Creating a Story
In this week’s On Being email, Padráig Ó Tuama said, “Every story is both a revelation and a concealment,” an insight that can be applied to my own writing and to examples shared by members of my writing group. Several of us in the group are writing personal essays and memoirs. One member recently shared a touching story about the night his fiancé met his family for the first time. After we all said how much we loved the story, he admitted that the events he described had occurred on another night. “This was a better story,” he said. Each of us is trying to create a story that will engage the reader. We add, move or delete “facts” that might detract from the story.
My daughter gave me “Storyworth” as a birthday gift. Every week I receive a prompt to a question such as “What did you hide from your parents when you were a child?” or “What are your favorite recipes to cook or to eat?” At the end of a year, my responses will be collected and put into a book. I have tried to make my stories as detailed as possible, but, knowing that my children and grandchildren will be reading them, I am selective about which memories I share. I have definitely revealed a lot they don’t know about me, but sometimes the prompt evokes memories I choose to keep to myself.

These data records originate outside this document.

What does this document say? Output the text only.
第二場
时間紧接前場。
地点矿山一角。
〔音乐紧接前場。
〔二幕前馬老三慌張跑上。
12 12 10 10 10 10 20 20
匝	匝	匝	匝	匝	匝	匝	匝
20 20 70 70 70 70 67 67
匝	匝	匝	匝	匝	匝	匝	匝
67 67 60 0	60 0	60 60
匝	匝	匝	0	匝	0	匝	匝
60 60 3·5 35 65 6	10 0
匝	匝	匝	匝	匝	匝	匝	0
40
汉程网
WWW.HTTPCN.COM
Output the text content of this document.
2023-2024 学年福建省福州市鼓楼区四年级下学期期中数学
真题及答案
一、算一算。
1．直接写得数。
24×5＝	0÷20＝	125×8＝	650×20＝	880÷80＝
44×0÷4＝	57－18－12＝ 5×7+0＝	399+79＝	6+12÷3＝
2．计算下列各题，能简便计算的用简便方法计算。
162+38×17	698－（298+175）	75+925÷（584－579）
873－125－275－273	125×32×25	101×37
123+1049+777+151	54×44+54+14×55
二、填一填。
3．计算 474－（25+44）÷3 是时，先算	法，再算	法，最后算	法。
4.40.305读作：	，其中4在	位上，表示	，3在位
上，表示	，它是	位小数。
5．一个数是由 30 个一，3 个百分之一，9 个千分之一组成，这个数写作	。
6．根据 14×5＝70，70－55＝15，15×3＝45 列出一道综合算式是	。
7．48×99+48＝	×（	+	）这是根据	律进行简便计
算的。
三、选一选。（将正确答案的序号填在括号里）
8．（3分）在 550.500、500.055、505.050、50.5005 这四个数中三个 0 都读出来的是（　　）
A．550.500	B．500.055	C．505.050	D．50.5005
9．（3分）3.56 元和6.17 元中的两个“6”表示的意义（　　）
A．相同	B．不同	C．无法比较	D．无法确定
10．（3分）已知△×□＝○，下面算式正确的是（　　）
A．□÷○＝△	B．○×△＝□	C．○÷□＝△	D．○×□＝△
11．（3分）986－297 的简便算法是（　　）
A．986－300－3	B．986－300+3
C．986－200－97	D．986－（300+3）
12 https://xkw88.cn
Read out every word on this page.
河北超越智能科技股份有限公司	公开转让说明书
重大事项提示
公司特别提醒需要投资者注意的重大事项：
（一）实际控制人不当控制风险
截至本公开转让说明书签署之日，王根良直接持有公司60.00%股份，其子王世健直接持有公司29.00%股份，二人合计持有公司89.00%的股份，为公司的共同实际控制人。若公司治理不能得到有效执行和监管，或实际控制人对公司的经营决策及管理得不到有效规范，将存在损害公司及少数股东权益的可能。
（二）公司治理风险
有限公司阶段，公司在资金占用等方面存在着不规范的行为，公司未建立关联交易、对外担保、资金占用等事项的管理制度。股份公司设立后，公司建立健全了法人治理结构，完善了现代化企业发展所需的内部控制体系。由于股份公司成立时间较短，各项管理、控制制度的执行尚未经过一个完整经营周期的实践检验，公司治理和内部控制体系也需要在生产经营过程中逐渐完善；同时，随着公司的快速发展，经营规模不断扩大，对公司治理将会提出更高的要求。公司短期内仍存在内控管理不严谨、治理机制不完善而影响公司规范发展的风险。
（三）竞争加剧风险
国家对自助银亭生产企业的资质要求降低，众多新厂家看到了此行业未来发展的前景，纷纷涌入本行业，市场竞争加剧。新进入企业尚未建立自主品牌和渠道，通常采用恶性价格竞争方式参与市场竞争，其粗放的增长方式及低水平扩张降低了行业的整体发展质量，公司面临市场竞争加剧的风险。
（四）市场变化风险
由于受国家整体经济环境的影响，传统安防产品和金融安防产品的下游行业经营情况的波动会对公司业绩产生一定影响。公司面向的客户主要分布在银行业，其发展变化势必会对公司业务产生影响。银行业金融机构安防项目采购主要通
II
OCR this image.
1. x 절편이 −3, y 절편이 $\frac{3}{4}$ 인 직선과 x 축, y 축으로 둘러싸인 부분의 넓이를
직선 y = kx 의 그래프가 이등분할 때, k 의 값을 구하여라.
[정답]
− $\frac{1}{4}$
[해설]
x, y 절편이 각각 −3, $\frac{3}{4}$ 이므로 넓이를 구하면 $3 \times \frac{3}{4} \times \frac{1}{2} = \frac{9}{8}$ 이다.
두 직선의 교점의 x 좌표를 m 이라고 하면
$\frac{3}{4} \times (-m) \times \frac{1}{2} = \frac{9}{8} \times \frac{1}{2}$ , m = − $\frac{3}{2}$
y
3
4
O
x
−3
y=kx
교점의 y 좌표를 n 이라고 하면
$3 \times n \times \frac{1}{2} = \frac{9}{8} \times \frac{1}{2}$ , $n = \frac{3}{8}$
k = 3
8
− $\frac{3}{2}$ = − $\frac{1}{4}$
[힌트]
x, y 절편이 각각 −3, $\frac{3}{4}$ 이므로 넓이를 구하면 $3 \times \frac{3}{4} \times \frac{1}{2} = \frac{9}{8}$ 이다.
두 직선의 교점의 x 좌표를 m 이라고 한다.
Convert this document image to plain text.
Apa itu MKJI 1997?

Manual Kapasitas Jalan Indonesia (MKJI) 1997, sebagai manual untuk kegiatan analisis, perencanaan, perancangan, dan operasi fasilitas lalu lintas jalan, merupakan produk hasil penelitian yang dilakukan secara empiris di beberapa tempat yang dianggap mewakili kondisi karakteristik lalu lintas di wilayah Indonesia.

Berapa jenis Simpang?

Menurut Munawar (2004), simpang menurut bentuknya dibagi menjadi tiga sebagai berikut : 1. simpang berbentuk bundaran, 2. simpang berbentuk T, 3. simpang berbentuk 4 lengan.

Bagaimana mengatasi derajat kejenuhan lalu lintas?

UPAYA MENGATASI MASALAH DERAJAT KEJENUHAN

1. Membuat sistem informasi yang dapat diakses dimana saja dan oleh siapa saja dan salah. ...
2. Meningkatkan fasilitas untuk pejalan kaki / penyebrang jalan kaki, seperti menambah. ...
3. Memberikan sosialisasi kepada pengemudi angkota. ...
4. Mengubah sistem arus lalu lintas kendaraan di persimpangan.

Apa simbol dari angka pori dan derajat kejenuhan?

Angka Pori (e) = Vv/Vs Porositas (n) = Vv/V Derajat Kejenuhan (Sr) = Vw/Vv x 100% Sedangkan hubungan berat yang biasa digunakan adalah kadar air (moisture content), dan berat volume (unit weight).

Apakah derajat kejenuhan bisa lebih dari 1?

I began the response to “What did you hide from your parents as a child?” by saying I was glad the question referred to childhood, because what I hid a teenager is better left unsaid. The recipe question led me to write not just about food, but to reveal what life was like as a struggling single mother who worked and went to school full time.
Of course some of my memories may be faulty. My brother and I were recently talking about our old neighborhood. His memory of the local shopkeepers and mine were entirely different. The same is true of many of our experiences growing up. Some “concealments” are deliberate, others are simply due to the way we “misremember.”